Race to Lead Japan May Turn on Asia Ties
With Prime Minister Junichiro Koizumi set to retire in September, the battle in the governing Liberal Democratic Party over who will succeed him as party leader and prime minister is well under way. So far, the race is turning into a referendum on what to do about Japan's troubled relations with its Asian neighbors, especially China.
Japan's relations with China and South Korea have chilled, particularly in the last year, because of several disputes over history, territory and Mr. Koizumi's visits to the Yasukuni Shrine, the memorial where the country's highest-ranking war criminals are enshrined.
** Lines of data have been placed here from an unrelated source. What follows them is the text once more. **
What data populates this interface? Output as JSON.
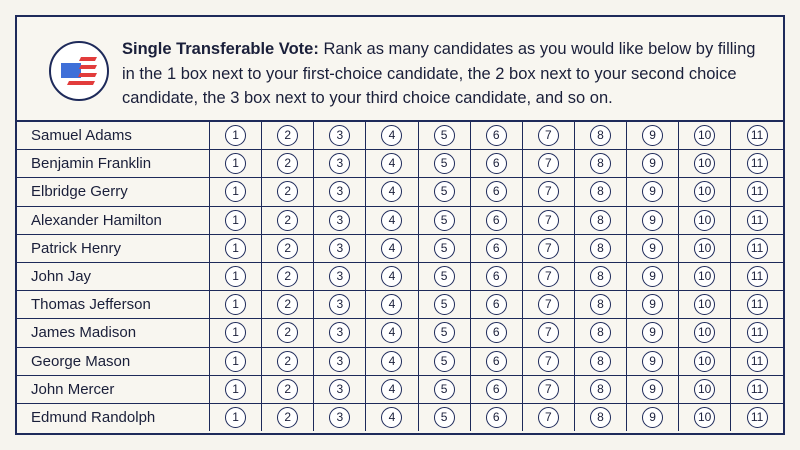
{
  "header": {
    "title": "Single Transferable Vote:",
    "instructions": "Rank as many candidates as you would like below by filling in the 1 box next to your first-choice candidate, the 2 box next to your second choice candidate, the 3 box next to your third choice candidate, and so on."
  },
  "ranks": [
    1,
    2,
    3,
    4,
    5,
    6,
    7,
    8,
    9,
    10,
    11
  ],
  "candidates": [
    "Samuel Adams",
    "Benjamin Franklin",
    "Elbridge Gerry",
    "Alexander Hamilton",
    "Patrick Henry",
    "John Jay",
    "Thomas Jefferson",
    "James Madison",
    "George Mason",
    "John Mercer",
    "Edmund Randolph"
  ]
}
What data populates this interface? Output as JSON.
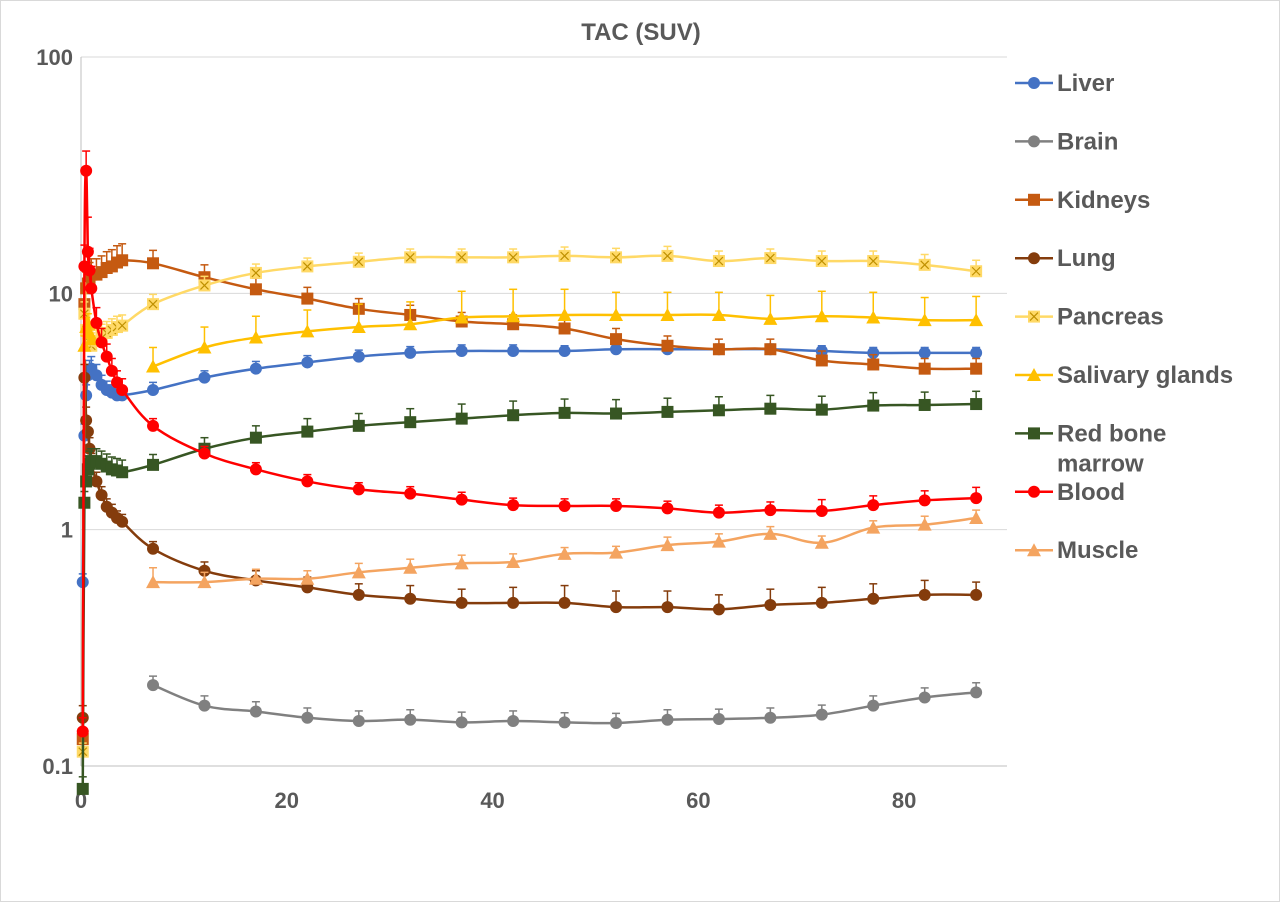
{
  "chart_data": {
    "type": "line",
    "title": "TAC (SUV)",
    "xlabel": "",
    "ylabel": "",
    "y_scale": "log",
    "ylim": [
      0.1,
      100
    ],
    "xlim": [
      0,
      90
    ],
    "x_ticks": [
      "0",
      "20",
      "40",
      "60",
      "80"
    ],
    "y_ticks": [
      "0.1",
      "1",
      "10",
      "100"
    ],
    "grid": "horizontal major lines",
    "legend_position": "right",
    "x": [
      0.17,
      0.33,
      0.5,
      0.67,
      0.83,
      1,
      1.5,
      2,
      2.5,
      3,
      3.5,
      4,
      7,
      12,
      17,
      22,
      27,
      32,
      37,
      42,
      47,
      52,
      57,
      62,
      67,
      72,
      77,
      82,
      87
    ],
    "series": [
      {
        "name": "Liver",
        "color": "#4472C4",
        "marker": "circle",
        "values": [
          0.6,
          2.5,
          3.7,
          4.5,
          4.7,
          4.8,
          4.5,
          4.1,
          3.9,
          3.8,
          3.7,
          3.7,
          3.9,
          4.4,
          4.8,
          5.1,
          5.4,
          5.6,
          5.7,
          5.7,
          5.7,
          5.8,
          5.8,
          5.8,
          5.8,
          5.7,
          5.6,
          5.6,
          5.6
        ],
        "error": [
          0.05,
          0.3,
          0.4,
          0.5,
          0.5,
          0.6,
          0.5,
          0.4,
          0.35,
          0.3,
          0.3,
          0.3,
          0.3,
          0.3,
          0.35,
          0.35,
          0.35,
          0.35,
          0.35,
          0.35,
          0.3,
          0.3,
          0.3,
          0.3,
          0.3,
          0.3,
          0.3,
          0.3,
          0.3
        ]
      },
      {
        "name": "Brain",
        "color": "#808080",
        "marker": "circle",
        "values": [
          null,
          null,
          null,
          null,
          null,
          null,
          null,
          null,
          null,
          null,
          null,
          null,
          0.22,
          0.18,
          0.17,
          0.16,
          0.155,
          0.157,
          0.153,
          0.155,
          0.153,
          0.152,
          0.157,
          0.158,
          0.16,
          0.165,
          0.18,
          0.195,
          0.205
        ],
        "error": [
          null,
          null,
          null,
          null,
          null,
          null,
          null,
          null,
          null,
          null,
          null,
          null,
          0.02,
          0.018,
          0.017,
          0.016,
          0.016,
          0.016,
          0.016,
          0.016,
          0.015,
          0.015,
          0.016,
          0.016,
          0.016,
          0.016,
          0.018,
          0.019,
          0.02
        ]
      },
      {
        "name": "Kidneys",
        "color": "#C55A11",
        "marker": "square",
        "values": [
          0.13,
          9.0,
          10.5,
          11.0,
          11.5,
          12.0,
          12.0,
          12.3,
          12.8,
          13.0,
          13.5,
          13.8,
          13.4,
          11.7,
          10.4,
          9.5,
          8.6,
          8.1,
          7.6,
          7.4,
          7.1,
          6.4,
          6.0,
          5.8,
          5.8,
          5.2,
          5.0,
          4.8,
          4.8
        ],
        "error": [
          0.01,
          1.5,
          1.8,
          1.9,
          2.0,
          2.0,
          2.0,
          2.1,
          2.2,
          2.3,
          2.4,
          2.4,
          1.8,
          1.5,
          1.2,
          1.1,
          0.9,
          0.8,
          0.7,
          0.7,
          0.7,
          0.7,
          0.6,
          0.6,
          0.6,
          0.5,
          0.5,
          0.5,
          0.5
        ]
      },
      {
        "name": "Lung",
        "color": "#843C0C",
        "marker": "circle",
        "values": [
          0.16,
          4.4,
          2.9,
          2.6,
          2.2,
          1.9,
          1.6,
          1.4,
          1.25,
          1.18,
          1.12,
          1.08,
          0.83,
          0.67,
          0.61,
          0.57,
          0.53,
          0.51,
          0.49,
          0.49,
          0.49,
          0.47,
          0.47,
          0.46,
          0.48,
          0.49,
          0.51,
          0.53,
          0.53
        ],
        "error": [
          0.02,
          0.6,
          0.4,
          0.3,
          0.25,
          0.2,
          0.15,
          0.12,
          0.1,
          0.1,
          0.08,
          0.08,
          0.06,
          0.06,
          0.06,
          0.06,
          0.06,
          0.07,
          0.07,
          0.08,
          0.09,
          0.08,
          0.08,
          0.07,
          0.08,
          0.08,
          0.08,
          0.08,
          0.07
        ]
      },
      {
        "name": "Pancreas",
        "color": "#FFD966",
        "marker": "star",
        "values": [
          0.115,
          8.2,
          7.0,
          6.5,
          6.2,
          6.0,
          6.3,
          6.6,
          6.8,
          7.0,
          7.2,
          7.3,
          9.0,
          10.8,
          12.2,
          13.0,
          13.6,
          14.2,
          14.2,
          14.2,
          14.4,
          14.2,
          14.4,
          13.7,
          14.1,
          13.7,
          13.7,
          13.2,
          12.4
        ],
        "error": [
          0.01,
          1.0,
          0.9,
          0.8,
          0.8,
          0.8,
          0.8,
          0.8,
          0.8,
          0.8,
          0.8,
          0.8,
          0.9,
          1.0,
          1.1,
          1.1,
          1.2,
          1.2,
          1.2,
          1.2,
          1.3,
          1.3,
          1.4,
          1.4,
          1.3,
          1.4,
          1.4,
          1.4,
          1.4
        ]
      },
      {
        "name": "Salivary glands",
        "color": "#FFC000",
        "marker": "triangle",
        "values": [
          null,
          6.0,
          7.2,
          7.5,
          6.8,
          6.4,
          null,
          null,
          null,
          null,
          null,
          null,
          4.9,
          5.9,
          6.5,
          6.9,
          7.2,
          7.4,
          7.9,
          8.0,
          8.1,
          8.1,
          8.1,
          8.1,
          7.8,
          8.0,
          7.9,
          7.7,
          7.7
        ],
        "error": [
          null,
          0.6,
          0.7,
          0.7,
          0.6,
          0.6,
          null,
          null,
          null,
          null,
          null,
          null,
          1.0,
          1.3,
          1.5,
          1.6,
          1.8,
          1.8,
          2.3,
          2.4,
          2.3,
          2.0,
          2.0,
          2.0,
          2.0,
          2.2,
          2.2,
          1.9,
          2.0
        ]
      },
      {
        "name": "Red bone marrow",
        "color": "#375623",
        "marker": "square",
        "values": [
          0.08,
          1.3,
          1.6,
          1.8,
          1.9,
          1.95,
          1.95,
          1.9,
          1.85,
          1.8,
          1.78,
          1.75,
          1.88,
          2.2,
          2.45,
          2.6,
          2.75,
          2.85,
          2.95,
          3.05,
          3.12,
          3.1,
          3.15,
          3.2,
          3.25,
          3.22,
          3.35,
          3.37,
          3.4
        ],
        "error": [
          0.01,
          0.15,
          0.2,
          0.25,
          0.25,
          0.25,
          0.25,
          0.25,
          0.24,
          0.23,
          0.22,
          0.22,
          0.2,
          0.25,
          0.3,
          0.35,
          0.35,
          0.4,
          0.45,
          0.45,
          0.45,
          0.45,
          0.45,
          0.45,
          0.45,
          0.45,
          0.45,
          0.45,
          0.45
        ]
      },
      {
        "name": "Blood",
        "color": "#FF0000",
        "marker": "circle",
        "values": [
          0.14,
          13.0,
          33.0,
          15.0,
          12.5,
          10.5,
          7.5,
          6.2,
          5.4,
          4.7,
          4.2,
          3.9,
          2.75,
          2.1,
          1.8,
          1.6,
          1.48,
          1.42,
          1.34,
          1.27,
          1.26,
          1.26,
          1.23,
          1.18,
          1.21,
          1.2,
          1.27,
          1.33,
          1.36
        ],
        "error": [
          0.02,
          3.0,
          7.0,
          6.0,
          3.0,
          2.5,
          1.2,
          0.9,
          0.7,
          0.6,
          0.5,
          0.45,
          0.2,
          0.15,
          0.12,
          0.11,
          0.1,
          0.1,
          0.1,
          0.09,
          0.09,
          0.09,
          0.09,
          0.09,
          0.1,
          0.14,
          0.12,
          0.13,
          0.15
        ]
      },
      {
        "name": "Muscle",
        "color": "#F4A460",
        "marker": "triangle",
        "values": [
          null,
          null,
          null,
          null,
          null,
          null,
          null,
          null,
          null,
          null,
          null,
          null,
          0.6,
          0.6,
          0.62,
          0.62,
          0.66,
          0.69,
          0.72,
          0.73,
          0.79,
          0.8,
          0.86,
          0.89,
          0.96,
          0.88,
          1.02,
          1.05,
          1.12
        ],
        "error": [
          null,
          null,
          null,
          null,
          null,
          null,
          null,
          null,
          null,
          null,
          null,
          null,
          0.09,
          0.06,
          0.06,
          0.05,
          0.06,
          0.06,
          0.06,
          0.06,
          0.05,
          0.05,
          0.07,
          0.07,
          0.07,
          0.06,
          0.07,
          0.09,
          0.09
        ]
      }
    ]
  }
}
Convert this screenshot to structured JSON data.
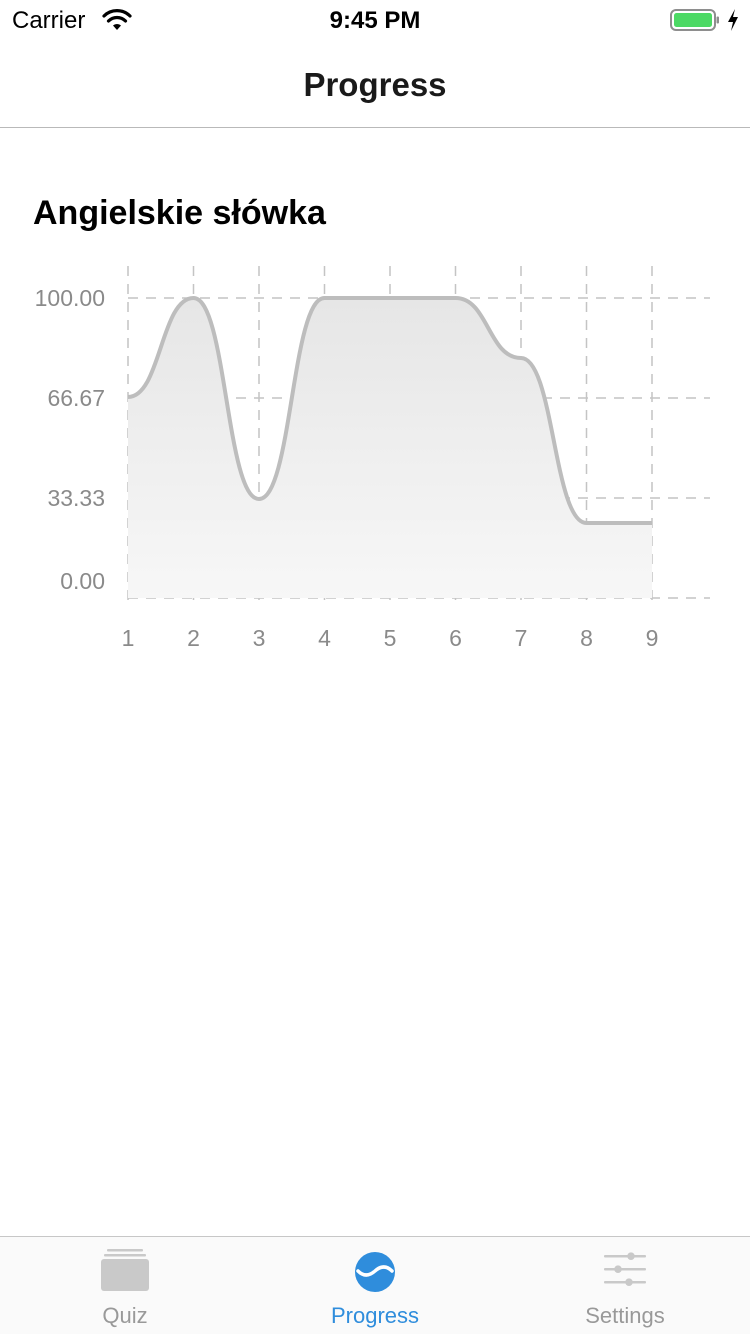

Polls here indicate the race is now between politicians with starkly different views: Shinzo Abe, 51, the chief cabinet secretary, who has said that a Japanese prime minister should visit the Yasukuni Shrine and who has become extremely popular by being tough on North Korea and China; and Yasuo Fukuda, 69, a former chief cabinet secretary, who has criticized Mr. Koizumi's visits to the Shinto shrine and talked of rebuilding friendly ties with the rest of East Asia.
Although neither has yet declared his candidacy for the September party election, Mr. Abe leads in the polls. Mr. Fukuda has narrowed the gap significantly in recent weeks, however, buttressed by what experts say is the growing public sentiment that fixing ties with China should be one of the next prime minister's top priorities.